Goodstein told Murray Chass of the New York Times that, "The Japanese do not want to be used as a bargaining tool." Perhaps none is more experienced in perceiving bargaining tools than a player agent.
And, perhaps significantly, Bill Gullickson's agent is now saying his man has an offer from the Japanese. Gullickson is also a Yankees pitcher involved in a haggle over salary trends with the team, and could be aware of the usefulness of an offer from the Japanese.
Meanwhile, George Steinbrenner entered the fray with an assault against both Righetti and the Japanese. He flailed at his pitcher for an egregious lack of "loyalty," demonstrated by Righetti's sin of even considering a move from the warm, family-like ambiance of the Yankees, best exemplified by even-tempered Steinbrenner himself.
For the Japanese, statesman Steinbrenner had even sterner warnings. Their invasion into the affairs of American baseball, he said, would not go unnoticed, and he hinted that all appropriate action would be taken. Aside from saying that what the Japanese did was imprudent, he did not specify his intentions, but they could well include drastic action by Steinbrenner on the trade gap, and even a demand for on-site inspection of dumping pads.
Righetti's agent did not content himself with alerting the Yankees to the Japanese interest in his client, but also let it be known that eight other teams, later reduced to five, were eager to dicker for the pitcher's services. This was telling Steinbrenner his man was much in demand and thus the Yankees must harken to the realities of the situation.
For several weeks, the negotiations had been stuck, with Righetti demanding a three-year deal at $1.5 million a season, and the Yankees at first standing firm on a $1.2 million offer for only two years. This is the new tactic of the club owners -- no more long-term contracts that secure a player's position while guaranteeing the owners no level of performance. Too many clubs have been burned by such extended agreements. The Yankees are now taking that risk.
Righetti and his agent earlier this week had announced a sudden disinterest in the Japanese yen for his services by declaring they would accept arbitration, the apparatus by which an authorized third party determines how much a team must pay a player.
Arbitrators don't award more than one-year contracts, which caused some wonderment as to why Righetti had consented to the procedure in light of his previously strong demands for the protections of a three-year agreement. But, ha, there was a good reason. A year hence, Righetti would have had status as a free agent, able to shop around and float his skills to the 26 teams in both leagues.
Righetti and his agent were also aware that, in these times, a free agent's position can be an enviable one, particularly for a pitcher who in the last four years has had 137 saves. However, the Yankees' three-year deal tempted them to sign, ending the need for arbitration.

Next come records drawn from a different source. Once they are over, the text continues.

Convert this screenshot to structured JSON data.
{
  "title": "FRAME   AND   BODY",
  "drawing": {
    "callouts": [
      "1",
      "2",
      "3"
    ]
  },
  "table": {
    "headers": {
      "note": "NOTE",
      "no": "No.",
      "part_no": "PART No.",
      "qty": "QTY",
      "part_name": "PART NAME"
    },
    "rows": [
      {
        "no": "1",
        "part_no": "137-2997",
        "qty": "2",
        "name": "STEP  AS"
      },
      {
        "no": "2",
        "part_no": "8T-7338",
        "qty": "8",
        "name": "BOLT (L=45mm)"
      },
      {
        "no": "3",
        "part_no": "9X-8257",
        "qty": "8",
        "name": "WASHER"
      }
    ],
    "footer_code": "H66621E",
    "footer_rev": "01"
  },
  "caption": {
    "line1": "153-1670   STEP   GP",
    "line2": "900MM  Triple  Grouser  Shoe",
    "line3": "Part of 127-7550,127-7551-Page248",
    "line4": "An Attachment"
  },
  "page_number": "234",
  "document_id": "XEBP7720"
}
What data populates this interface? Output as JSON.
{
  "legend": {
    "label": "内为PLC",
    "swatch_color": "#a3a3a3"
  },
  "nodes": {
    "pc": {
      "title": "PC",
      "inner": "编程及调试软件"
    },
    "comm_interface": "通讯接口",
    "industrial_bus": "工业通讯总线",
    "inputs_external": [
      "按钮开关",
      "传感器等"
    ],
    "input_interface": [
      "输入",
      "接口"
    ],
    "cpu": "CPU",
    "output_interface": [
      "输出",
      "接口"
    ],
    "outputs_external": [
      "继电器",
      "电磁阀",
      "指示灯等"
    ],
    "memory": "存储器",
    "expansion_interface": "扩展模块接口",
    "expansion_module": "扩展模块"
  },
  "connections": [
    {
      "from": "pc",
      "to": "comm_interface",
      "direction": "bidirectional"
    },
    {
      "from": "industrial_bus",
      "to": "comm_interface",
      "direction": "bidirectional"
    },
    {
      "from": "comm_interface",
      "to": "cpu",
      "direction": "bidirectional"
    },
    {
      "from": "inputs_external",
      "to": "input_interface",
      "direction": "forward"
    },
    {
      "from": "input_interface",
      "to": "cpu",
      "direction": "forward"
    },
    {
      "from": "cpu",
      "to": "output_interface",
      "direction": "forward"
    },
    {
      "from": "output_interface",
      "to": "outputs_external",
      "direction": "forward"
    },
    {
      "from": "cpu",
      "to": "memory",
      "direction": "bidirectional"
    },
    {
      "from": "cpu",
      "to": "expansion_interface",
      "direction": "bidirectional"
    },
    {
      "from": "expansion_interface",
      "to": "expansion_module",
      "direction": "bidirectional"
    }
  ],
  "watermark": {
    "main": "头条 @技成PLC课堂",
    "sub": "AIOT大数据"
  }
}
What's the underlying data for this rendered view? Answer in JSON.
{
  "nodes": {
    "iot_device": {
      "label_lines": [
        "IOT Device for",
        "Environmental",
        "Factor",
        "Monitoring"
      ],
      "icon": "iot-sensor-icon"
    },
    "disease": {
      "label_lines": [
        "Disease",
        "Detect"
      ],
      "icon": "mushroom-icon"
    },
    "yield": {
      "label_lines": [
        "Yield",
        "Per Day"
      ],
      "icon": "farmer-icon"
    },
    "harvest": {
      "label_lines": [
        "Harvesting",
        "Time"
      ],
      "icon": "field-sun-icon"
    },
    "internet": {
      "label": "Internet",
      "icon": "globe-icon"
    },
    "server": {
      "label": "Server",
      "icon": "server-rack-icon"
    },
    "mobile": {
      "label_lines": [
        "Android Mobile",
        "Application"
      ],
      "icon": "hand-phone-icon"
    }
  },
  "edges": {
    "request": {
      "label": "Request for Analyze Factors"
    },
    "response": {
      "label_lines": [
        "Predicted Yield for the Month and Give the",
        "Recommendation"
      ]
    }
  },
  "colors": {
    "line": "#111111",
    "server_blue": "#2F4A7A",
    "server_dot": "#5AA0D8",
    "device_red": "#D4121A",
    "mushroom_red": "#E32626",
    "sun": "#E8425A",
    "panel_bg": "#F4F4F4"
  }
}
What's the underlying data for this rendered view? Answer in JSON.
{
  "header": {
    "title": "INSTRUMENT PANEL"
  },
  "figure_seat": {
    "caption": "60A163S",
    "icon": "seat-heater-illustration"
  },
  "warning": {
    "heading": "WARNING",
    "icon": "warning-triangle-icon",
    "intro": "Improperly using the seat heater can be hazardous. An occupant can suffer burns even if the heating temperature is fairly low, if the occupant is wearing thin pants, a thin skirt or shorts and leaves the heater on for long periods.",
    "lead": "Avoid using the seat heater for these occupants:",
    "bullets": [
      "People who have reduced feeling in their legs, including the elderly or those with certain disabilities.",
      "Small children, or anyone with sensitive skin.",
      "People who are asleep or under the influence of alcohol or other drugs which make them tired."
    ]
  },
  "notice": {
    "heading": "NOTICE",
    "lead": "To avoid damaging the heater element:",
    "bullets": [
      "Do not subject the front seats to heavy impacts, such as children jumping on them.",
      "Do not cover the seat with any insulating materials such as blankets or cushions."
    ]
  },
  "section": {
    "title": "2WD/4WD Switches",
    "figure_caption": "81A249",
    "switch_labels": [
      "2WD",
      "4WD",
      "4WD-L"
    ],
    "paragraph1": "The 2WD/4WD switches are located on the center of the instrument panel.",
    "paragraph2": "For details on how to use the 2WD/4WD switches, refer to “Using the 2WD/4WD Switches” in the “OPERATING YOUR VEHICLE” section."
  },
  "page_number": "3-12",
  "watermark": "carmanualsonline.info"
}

The club owners have been badly hurt in their gentlemen's agreement efforts to circumvent free agency by quietly refusing to sign another team's stars. They face damages of millions for their 1985 plot, ruled a conspiracy, and still must face charges of similar malfeasance in 1986. 'Tis a dangerous game now for club owners to ignore, in concert, the free agent group.
As a free agent at the end of 1988, Righetti would have done very well in the marketplace. A standout relief pitcher is a precious commodity. So, in the future, for any player who would hype the bidding, the way has been pointed to foreign aid. Specifically, there's always an ally in the Land of the Rising Sum.